I imagine that endings — of books, let alone of lives — are difficult to contemplate when you are 78, which could be why Glass goes boldly experimental in his memoir’s last chapter, interweaving a repeating line about eternity with the scene of Allen Ginbserg’s funeral and snapshots recalled from his own childhood. Elsewhere in the book, he writes more directly about death, including in a moving chapter devoted to his third wife, artist Candy Jernigan, who died unexpectedly of liver cancer at 39. “I actually had the incredibly foolish idea that I would will her life to continue,” Glass writes, “but my will had nothing to do with it. Will is okay for writing music, or for writing books, but not when it comes to the great matters of life and death.” He also writes about how Jernigan had “carried on” painting “until she wasn’t able to do it anymore,” leaving little doubt that he too plans to work “right up until the last minute.”
It’s perhaps understandable that Glass lavishes less attention on his romantic relationships that ended the usual way, though some readers will raise an eyebrow at some of his bolder omissions: Luba Burtyk and Holly Critchlow, wives two and four, are never mentioned, though Glass does make passing reference to his sons Marlowe and Cameron, the “second family” he started with Critchlow.

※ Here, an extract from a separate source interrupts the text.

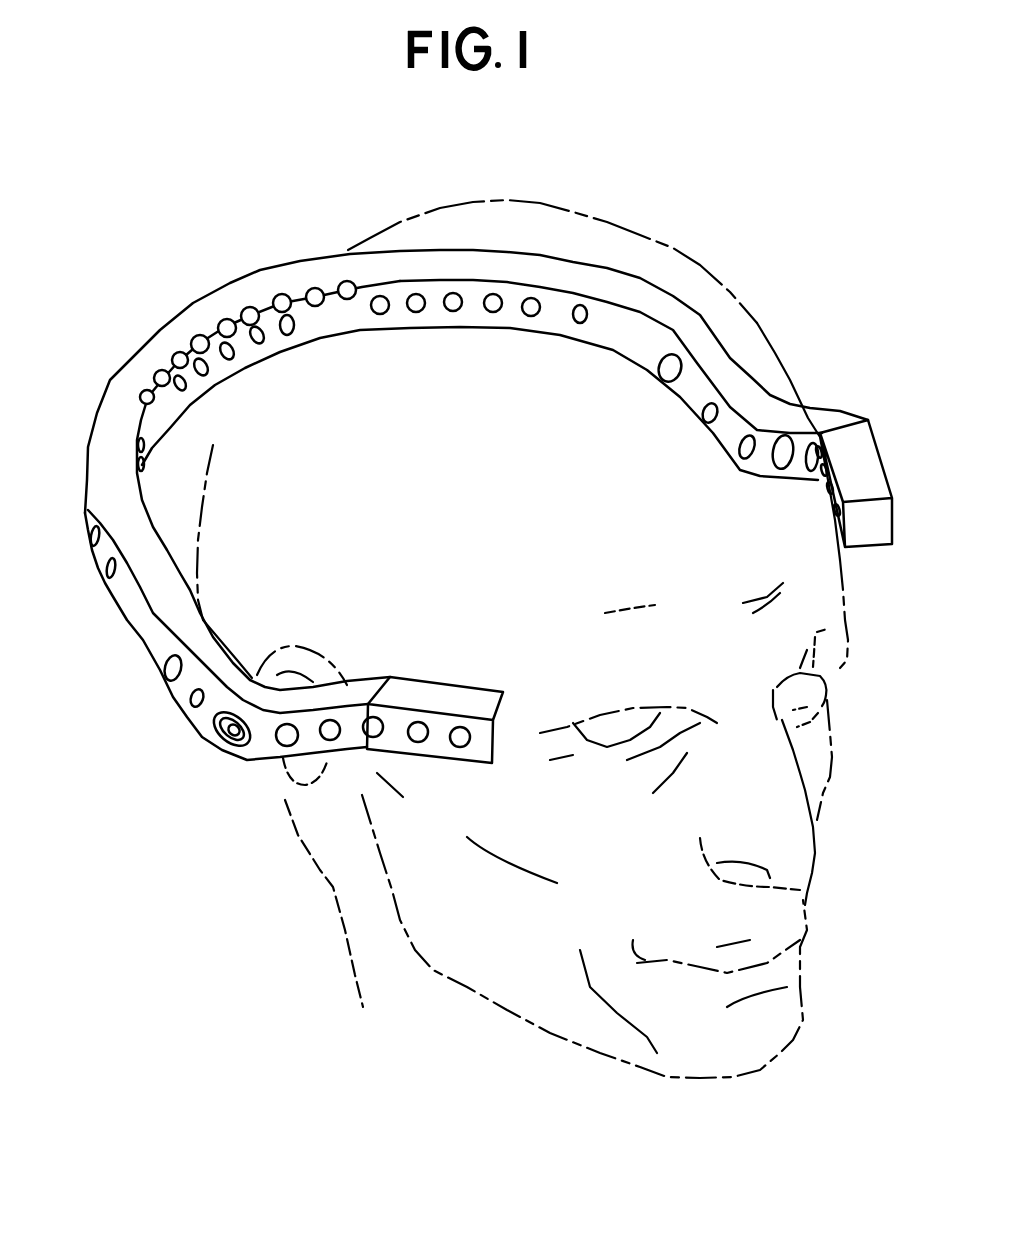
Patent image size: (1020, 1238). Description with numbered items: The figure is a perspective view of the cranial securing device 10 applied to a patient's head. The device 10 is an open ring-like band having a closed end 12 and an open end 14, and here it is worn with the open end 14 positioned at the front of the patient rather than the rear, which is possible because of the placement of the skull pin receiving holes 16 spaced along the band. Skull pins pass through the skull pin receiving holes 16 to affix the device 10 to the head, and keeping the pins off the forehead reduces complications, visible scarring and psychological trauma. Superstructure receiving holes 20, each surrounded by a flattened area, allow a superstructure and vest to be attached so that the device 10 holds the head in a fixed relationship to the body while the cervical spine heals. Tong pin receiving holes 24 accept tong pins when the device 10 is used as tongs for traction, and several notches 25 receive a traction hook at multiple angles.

There is also, in “Words Without Music,” a modest amount of score settling, with Glass issuing well-rehearsed rebuttals to the usual criticisms that his early work was aggressively and mind-numbingly repetitive, that you can imitate him fairly well just by playing C-major arpeggios over and over, or that nothing he did after “Einstein” was as good or as revolutionary — as well as answers to some oddly trivial accusations, such as that he rented out the Met for “Einstein” (rather than being invited to stage it on a Sunday when the theater was dark).
Of course, now that Glass’s catalogue has dramatically expanded to include around 30 film scores and as many operas, with a new symphonic or chamber work premiered practically every month, he’s opened himself up to a whole different kind of critique. As Peter G. Davis put it in New York magazine in 1995, “Glass has come to resemble Andrew Lloyd Webber, another limited talent who enjoyed early success and became a crafty entertainment packager with a canny understanding of this middlebrow audiences and how to cater to them.”
The closest Glass gets to addressing this takedown is in a fantastic rant about how, in lending his image to a Cutty Sark whiskey ad in 1982, he was not selling out. “I called it ‘selling in,’ because the money went right into my work,” Glass writes. “It seemed to me that people who didn’t have to sell out, or in, must have had rich parents.”
In general, Glass writes more or less how he speaks: plainly, and with a wry sense of wonderment at all he’s managed to accomplish. Sometimes you wish that it was all a little less tidy, that in this nose-to-the-grindstone tale of an everyman on a decades-long quest to amass a useful set of skills, Glass would leave a bit more room for what other people might call “talent.” Even in a rare section where Glass relaxes a bit, spinning out a trippy theory about the “artist’s having his feet in two different worlds at the same time,” he pauses to call out other composers for claiming inspiration from dreams or gods or past lives.
“Oh, come off it, Phil,” I sometimes found myself thinking. Can it all really have been so simple? Even if we all spent half a decade at Juilliard, powwowed with every last radical in 1960s New York, and studied with Nadia Boulanger and Ravi Shankar and all the yogis on all the remote mountaintops in the world, we still wouldn’t be Philip Glass.
But then again, who knows? Few people have summoned the wherewithal to figure out how to pay the rent each month, and the courage to confront the blank page day after day, for as many years.
Eileen Reynolds writes about music for the Forward. She once live-blogged a performance of “Einstein on the Beach.”